Baktım, tanıdık bir ses;

- “doktor bey, ben hastalarınızdan Zeynep, tanıdınız mı? Büyükçekmece den.

-“Tanıdım ablacığım” dedim. Çünkü, dişleri için çok gelip gitmişti. Son üç yıl içerisinde ise hiç gelmemişti.

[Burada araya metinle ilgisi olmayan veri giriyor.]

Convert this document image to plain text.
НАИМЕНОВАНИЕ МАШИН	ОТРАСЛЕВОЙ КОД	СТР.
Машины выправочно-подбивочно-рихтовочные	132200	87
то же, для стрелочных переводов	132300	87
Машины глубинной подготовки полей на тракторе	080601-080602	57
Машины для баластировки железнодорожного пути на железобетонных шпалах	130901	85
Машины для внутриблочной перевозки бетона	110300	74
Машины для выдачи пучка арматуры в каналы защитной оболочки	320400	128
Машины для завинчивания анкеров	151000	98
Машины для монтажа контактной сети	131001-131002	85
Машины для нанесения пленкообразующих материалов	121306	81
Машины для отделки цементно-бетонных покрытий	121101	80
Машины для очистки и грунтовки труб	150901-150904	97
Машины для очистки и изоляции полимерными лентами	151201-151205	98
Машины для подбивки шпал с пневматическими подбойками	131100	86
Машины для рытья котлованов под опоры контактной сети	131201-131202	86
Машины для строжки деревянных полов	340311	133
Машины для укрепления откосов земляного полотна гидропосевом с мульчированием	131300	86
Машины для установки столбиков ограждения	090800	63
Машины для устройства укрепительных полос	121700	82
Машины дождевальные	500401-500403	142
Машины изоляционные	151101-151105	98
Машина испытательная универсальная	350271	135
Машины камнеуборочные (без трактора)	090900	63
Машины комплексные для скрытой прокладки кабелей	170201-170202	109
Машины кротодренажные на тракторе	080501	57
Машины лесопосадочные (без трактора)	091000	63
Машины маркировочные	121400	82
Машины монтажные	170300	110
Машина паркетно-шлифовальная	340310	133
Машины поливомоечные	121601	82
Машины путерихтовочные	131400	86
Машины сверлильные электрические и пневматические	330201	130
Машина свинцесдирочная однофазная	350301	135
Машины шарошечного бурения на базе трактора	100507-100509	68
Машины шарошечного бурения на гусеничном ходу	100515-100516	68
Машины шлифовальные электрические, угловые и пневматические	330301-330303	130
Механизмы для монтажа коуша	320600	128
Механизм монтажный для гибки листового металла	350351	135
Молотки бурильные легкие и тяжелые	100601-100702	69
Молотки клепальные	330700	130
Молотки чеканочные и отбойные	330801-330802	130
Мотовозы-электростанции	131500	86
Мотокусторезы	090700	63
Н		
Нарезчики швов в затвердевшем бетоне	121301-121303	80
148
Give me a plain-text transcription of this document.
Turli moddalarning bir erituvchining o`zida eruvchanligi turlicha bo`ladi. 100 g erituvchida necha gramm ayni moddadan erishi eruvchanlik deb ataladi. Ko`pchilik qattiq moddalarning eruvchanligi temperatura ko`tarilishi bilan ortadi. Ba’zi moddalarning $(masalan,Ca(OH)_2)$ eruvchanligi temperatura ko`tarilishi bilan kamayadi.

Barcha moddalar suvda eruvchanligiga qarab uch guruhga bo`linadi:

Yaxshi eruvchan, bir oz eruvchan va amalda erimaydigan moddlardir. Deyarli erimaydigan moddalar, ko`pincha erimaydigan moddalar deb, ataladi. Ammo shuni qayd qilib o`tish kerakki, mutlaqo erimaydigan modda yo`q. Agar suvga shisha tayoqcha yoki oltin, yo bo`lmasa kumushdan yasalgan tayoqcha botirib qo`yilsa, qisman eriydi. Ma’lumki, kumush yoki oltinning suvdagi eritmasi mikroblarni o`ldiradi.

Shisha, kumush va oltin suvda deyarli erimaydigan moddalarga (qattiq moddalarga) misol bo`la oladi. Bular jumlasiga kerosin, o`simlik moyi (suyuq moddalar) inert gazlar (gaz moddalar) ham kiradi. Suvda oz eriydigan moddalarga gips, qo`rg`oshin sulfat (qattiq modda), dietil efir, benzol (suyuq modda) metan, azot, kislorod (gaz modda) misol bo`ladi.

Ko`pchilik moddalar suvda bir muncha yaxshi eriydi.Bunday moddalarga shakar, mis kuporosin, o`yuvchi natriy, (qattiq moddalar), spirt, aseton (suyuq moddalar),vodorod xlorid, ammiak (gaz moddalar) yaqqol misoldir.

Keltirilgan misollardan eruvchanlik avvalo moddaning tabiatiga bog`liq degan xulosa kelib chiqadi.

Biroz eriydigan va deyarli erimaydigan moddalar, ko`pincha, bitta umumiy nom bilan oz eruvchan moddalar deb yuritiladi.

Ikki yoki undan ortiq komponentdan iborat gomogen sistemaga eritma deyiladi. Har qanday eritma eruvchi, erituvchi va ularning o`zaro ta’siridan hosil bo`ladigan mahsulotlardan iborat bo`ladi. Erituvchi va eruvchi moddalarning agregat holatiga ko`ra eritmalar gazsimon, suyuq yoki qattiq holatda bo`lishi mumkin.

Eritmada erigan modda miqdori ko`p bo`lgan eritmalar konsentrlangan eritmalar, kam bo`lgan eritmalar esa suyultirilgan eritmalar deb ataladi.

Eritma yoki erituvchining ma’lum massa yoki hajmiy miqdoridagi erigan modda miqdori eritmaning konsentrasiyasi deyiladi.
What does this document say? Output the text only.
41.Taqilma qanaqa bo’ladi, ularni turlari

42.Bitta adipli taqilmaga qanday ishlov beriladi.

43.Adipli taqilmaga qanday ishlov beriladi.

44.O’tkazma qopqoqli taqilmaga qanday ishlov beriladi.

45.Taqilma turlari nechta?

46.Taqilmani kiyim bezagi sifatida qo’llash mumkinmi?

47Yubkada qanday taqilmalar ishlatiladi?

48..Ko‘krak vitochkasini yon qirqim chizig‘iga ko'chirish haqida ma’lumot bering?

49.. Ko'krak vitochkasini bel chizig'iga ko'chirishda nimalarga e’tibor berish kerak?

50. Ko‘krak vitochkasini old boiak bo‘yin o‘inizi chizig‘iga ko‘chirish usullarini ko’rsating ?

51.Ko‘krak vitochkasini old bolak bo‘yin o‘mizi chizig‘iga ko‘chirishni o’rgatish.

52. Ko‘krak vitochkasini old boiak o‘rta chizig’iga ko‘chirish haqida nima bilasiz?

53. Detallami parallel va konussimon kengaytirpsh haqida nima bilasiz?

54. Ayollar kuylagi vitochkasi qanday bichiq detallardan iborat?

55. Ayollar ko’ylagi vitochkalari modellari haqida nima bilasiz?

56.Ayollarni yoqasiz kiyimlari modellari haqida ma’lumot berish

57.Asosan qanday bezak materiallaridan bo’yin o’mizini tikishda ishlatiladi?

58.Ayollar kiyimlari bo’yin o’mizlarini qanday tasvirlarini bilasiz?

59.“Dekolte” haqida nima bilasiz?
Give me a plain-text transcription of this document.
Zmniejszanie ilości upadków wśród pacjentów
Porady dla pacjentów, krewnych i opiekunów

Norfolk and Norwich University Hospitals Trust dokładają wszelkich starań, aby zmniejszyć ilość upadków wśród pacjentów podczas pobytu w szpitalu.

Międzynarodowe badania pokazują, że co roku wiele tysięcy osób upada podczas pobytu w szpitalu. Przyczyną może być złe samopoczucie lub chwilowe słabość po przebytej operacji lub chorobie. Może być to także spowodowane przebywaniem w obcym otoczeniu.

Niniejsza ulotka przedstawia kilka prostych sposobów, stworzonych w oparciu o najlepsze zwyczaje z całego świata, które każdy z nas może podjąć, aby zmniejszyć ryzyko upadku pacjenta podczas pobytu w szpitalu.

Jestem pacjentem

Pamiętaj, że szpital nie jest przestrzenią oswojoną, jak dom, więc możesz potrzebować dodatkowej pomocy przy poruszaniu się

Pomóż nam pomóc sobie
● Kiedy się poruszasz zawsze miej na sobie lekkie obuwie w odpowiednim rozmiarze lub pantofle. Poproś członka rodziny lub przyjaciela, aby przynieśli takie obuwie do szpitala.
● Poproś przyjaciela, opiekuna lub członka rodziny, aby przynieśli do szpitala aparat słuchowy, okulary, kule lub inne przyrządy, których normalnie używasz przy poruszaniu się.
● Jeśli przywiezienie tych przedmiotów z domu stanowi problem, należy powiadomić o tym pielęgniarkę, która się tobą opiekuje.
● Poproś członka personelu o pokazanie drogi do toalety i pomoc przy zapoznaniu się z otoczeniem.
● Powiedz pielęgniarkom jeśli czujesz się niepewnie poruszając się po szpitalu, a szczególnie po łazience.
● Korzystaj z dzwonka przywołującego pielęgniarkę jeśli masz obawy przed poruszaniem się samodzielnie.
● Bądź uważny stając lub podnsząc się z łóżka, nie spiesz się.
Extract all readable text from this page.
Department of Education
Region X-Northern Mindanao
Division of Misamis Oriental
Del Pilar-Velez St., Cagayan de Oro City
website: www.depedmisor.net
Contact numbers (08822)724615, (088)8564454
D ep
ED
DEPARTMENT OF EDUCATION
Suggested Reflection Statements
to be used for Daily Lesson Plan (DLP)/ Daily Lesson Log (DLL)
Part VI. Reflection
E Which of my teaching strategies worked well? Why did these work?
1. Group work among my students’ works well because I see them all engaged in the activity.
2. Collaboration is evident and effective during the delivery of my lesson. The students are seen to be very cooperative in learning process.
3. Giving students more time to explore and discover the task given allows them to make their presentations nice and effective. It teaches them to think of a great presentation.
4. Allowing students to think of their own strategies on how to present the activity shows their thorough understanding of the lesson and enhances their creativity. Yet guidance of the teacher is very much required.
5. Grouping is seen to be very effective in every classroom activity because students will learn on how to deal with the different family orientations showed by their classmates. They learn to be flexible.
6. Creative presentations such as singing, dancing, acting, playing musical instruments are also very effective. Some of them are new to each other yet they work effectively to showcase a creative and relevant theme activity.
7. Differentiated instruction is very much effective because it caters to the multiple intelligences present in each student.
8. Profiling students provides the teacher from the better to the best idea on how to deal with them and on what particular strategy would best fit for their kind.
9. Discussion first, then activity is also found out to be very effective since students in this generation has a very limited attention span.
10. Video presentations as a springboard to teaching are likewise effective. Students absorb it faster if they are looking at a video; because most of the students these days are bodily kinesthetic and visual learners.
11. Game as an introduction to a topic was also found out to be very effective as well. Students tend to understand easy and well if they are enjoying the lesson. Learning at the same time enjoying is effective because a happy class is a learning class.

Önceki yıllarda yaptığı hataları sebebi ile çekimler, dolgular, köprüler yapılmış, kalan dişlerine ise özenle bakmayı öğrenmişti.

Telefona teşekkürle başladı ve “aradan geçen bu üç yıl içerisinde sizin gayretleriniz, bilgilendirmeleriniz sebebiyle dişhekimine ihtiyacım olmadı. Yalnız, şimdi yanımda bir komşum var, onun da dişleri perişan, özellikle çok ağrıyan iki dişi var doktor bey” dedi.

“Zeynep ablacığım gönderin de bir bakalım, inşallah Allah (c.c.) şifayı bizim elimizle verir” dedim.

“Peki, size güveniyor ve gönderiyorum doktorum”dedi ve selamla telefonu kapattık.

Sekreter bayandan öğrendim, tam bir buçuk saat sonra Zeynep ablanın gönderdiği bayan gelmişti.

Bana meslek hayatım boyunca genellikle beyli, bayanlı Müslüman çevreden insanlar gelir ve bayanların en açıkları bile mini etekli olmazdı. Gelen bu bayanın giyimi! “Giyimi” demeye bile dilim varmıyor, çünkü üstünü örten ciddi bir şey yoktu ki. Bu dekolte giyinmeyi daha da anlatacak değilim. Hemen hasta koltuğuna oturması için, buyurun dedim. Sekreter bayana, uzun hasta önlüklerimizden bağlamasını söyledim. Hasta önlüğü onu bayağı örtmüştü.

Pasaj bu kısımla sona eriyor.